Benefits of quiet time

by Zsofia Kulcsar
Individual play
When it comes to individual play, parents are having a hard time these days. Although that is how we grew up – playing by ourselves – we feel that we have to provide our children constant entertainment. It should not be so! Playing individually can benefit children’s development in many ways, from improving imagination to self-discipline and perseverance.

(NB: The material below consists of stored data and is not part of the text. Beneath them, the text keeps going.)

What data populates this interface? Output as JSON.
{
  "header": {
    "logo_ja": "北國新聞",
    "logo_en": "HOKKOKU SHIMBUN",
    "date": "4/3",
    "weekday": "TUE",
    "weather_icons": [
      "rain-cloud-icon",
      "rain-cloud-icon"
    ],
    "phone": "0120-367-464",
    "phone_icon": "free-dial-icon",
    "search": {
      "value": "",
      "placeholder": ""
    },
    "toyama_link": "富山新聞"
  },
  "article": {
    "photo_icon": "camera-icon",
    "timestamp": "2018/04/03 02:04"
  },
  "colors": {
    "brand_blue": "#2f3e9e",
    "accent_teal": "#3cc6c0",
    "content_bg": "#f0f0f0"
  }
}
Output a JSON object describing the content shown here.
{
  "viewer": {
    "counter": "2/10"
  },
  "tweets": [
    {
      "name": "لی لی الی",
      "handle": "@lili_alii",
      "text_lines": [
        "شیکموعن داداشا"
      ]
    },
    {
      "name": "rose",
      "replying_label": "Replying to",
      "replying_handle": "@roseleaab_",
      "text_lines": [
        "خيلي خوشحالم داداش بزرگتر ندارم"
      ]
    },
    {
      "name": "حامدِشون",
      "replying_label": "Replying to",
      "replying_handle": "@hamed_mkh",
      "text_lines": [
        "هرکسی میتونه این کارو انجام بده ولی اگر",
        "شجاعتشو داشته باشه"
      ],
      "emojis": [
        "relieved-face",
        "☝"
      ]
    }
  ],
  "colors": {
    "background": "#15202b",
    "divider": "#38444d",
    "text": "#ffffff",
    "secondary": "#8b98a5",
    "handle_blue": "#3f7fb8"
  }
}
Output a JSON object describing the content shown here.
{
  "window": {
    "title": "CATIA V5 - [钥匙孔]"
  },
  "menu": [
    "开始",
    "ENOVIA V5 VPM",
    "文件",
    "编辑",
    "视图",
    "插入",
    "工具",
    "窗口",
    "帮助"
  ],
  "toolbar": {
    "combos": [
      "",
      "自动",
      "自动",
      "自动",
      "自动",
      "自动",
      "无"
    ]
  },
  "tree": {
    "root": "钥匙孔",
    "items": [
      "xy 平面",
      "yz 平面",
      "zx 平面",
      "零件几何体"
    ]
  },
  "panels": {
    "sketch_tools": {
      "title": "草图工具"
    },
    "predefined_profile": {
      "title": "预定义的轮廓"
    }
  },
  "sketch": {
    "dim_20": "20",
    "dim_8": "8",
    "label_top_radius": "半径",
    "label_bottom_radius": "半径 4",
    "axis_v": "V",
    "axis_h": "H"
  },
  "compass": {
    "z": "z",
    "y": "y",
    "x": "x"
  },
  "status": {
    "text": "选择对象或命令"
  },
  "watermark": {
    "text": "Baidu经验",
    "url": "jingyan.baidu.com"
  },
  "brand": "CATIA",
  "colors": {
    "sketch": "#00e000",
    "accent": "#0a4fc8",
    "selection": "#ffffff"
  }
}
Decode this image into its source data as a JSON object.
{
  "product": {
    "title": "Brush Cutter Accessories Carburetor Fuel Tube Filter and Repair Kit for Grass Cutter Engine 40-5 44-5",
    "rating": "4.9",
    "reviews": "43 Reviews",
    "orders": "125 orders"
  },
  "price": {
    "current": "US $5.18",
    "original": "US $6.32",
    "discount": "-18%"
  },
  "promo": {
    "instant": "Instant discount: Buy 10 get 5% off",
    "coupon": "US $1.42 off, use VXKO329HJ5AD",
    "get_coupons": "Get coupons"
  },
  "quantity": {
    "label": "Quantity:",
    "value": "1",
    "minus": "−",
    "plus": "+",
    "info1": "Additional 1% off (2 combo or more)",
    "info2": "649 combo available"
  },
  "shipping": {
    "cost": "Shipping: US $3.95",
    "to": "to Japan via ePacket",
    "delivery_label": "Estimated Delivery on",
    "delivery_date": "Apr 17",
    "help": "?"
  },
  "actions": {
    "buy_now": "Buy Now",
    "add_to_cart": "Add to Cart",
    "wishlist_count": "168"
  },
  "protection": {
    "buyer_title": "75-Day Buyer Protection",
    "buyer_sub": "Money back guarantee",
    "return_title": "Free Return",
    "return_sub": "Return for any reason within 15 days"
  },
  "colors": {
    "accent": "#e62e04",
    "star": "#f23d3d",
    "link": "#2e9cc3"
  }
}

Time to introduce quiet time
The difficulties usually come when children get into the age of “not having afternoon naps” anymore. Which is shockingly around 2-3 years old these days (in England): parents suddenly have to fill out the nap-time. The best thing to do in my opinion is to introduce quiet time when the child drops his or her nap-time. Quiet time is incredibly beneficial, children can learn things at their own pace. Studies showed that children are much more likely to try to solve things if they have no teacher or parent around – as instead of looking for help they are just trying to figure things out themselves. Quiet time cannot be introduced straight away, it has to happen gradually and also we have to keep in mind children’s age and personalities. For toddlers, 10-15 minutes might seem forever, while older children can play up to 1-2 hours by themselves. Let your child get used to spending time by themselves by increasing their quiet-time weekly.  (Of course, if they might need your help for going to the toilet and such.)
Quite-time activities
There are many ways children can spend their quiet time. Letting them read their books is one of the best ways, as children are able to remember the story or make up their own version on the basis of the illustration they see. Although children would certainly sit quietly, I would not suggest usingTV or iPad as a quiet time activity as it can make children over-stimulated, passive and limit their imagination. Instead, I would suggest using open-ended toys, that they have unlimited ways to play with, like setting up tents/forts, cardboard boxes, building blocks, figures, soft toys will help their imagination and creativity. Rotating different toys also helps, as children will get back their long forgotten toys as if they received a new toy. When it comes to rotating toys, I think we can say that less is more, i.e. having less number of toys out at the same time will engage children more than having a large number of toys out at the same time.  Drawing and colouring are also a good choice, not only keeping children busy but helping their fine motoric skills. Introducing sit-down activities will later help the child stay focused at school and also makes things easier when it comes to homework later. Last but not least, free play, i.e. let children use their own imagination to decide what to play!